Last Thursday, Sport Singapore (SportSG) revealed that it will be administering the Tote Board's funding to the Football Association of Singapore (FAS). The amount, reportedly $25 million annually, will be disbursed over the next financial year starting from April.
SportSG's move is significant.
The FAS will have to account for and justify the use of the funds. At a time when the sport is ailing, perhaps a second opinion is needed to decide what is the best way to use that $25 million. After all, the bulk of that sum goes towards high performance, which has underperformed in recent years. Some $16 million is for the S-League, which has been struggling to gain traction with fans, while the Lions' and various age-group teams - which receive about $8 million - have turned in poor results lately.
There have also been accusations that the FAS has not focused enough on the grassroots.
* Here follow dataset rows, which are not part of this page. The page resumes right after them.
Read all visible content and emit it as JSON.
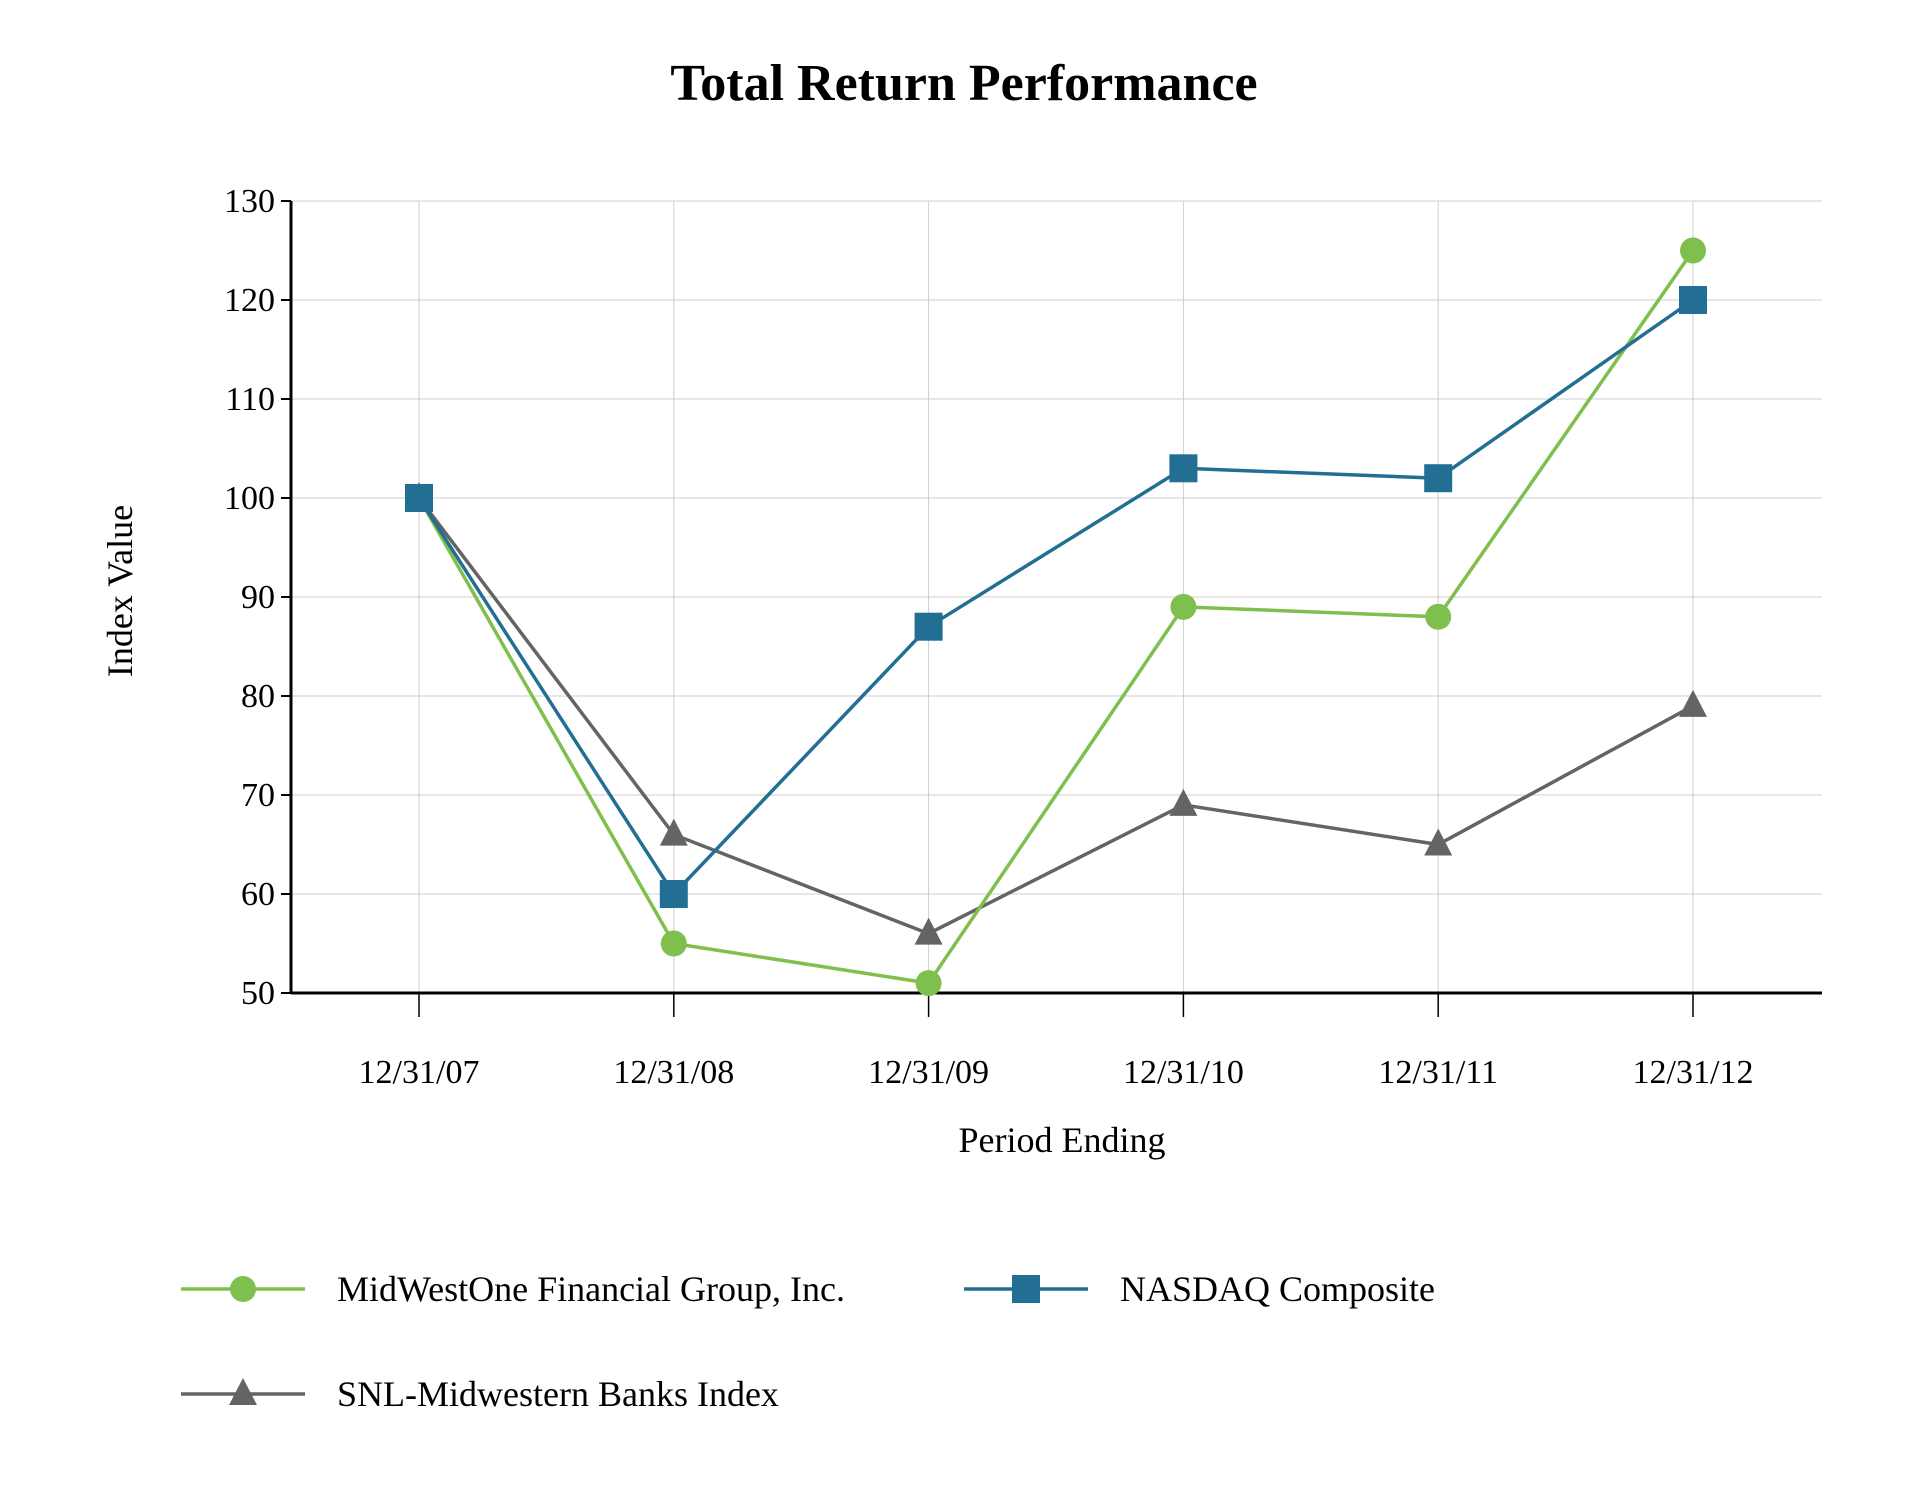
{
  "chart_data": {
    "type": "line",
    "title": "Total Return Performance",
    "xlabel": "Period Ending",
    "ylabel": "Index Value",
    "categories": [
      "12/31/07",
      "12/31/08",
      "12/31/09",
      "12/31/10",
      "12/31/11",
      "12/31/12"
    ],
    "ylim": [
      50,
      130
    ],
    "yticks": [
      50,
      60,
      70,
      80,
      90,
      100,
      110,
      120,
      130
    ],
    "grid": true,
    "legend_position": "bottom",
    "series": [
      {
        "name": "MidWestOne Financial Group, Inc.",
        "marker": "circle",
        "color": "#7fbf4d",
        "values": [
          100,
          55,
          51,
          89,
          88,
          125
        ]
      },
      {
        "name": "NASDAQ Composite",
        "marker": "square",
        "color": "#236f94",
        "values": [
          100,
          60,
          87,
          103,
          102,
          120
        ]
      },
      {
        "name": "SNL-Midwestern Banks Index",
        "marker": "triangle",
        "color": "#646464",
        "values": [
          100,
          66,
          56,
          69,
          65,
          79
        ]
      }
    ]
  }
}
Previously, the FAS was the only national sports association (NSA) to manage its own money. The move helps the Tote Board streamline its practices as its funds to other NSAs are disbursed by SportSG, a tried and trusted gatekeeper of public money.
Some also feel that with the fraternity due to elect its leaders, instead of having the Government appoint them, having SportSG hold the purse strings is a good safeguard.
It also puts the FAS on par with other NSAs, which are overseen by SportsSG.
The agency has also made good progress with its ActiveSG initiative, the national movement for sport. Its football school, helmed by former national striker Aleksandar Duric, has more than 750 children under its wing since its launch last May.
By working hand in hand with the FAS on its funding, this could lead to greater synergy between the association's youth development programme and the ActiveSG Football Academy.
Perhaps, with SportSG now controlling access to the funds, the foundations of Singapore football will be better nourished, and hopefully, churn out better players to get the sport back on its feet.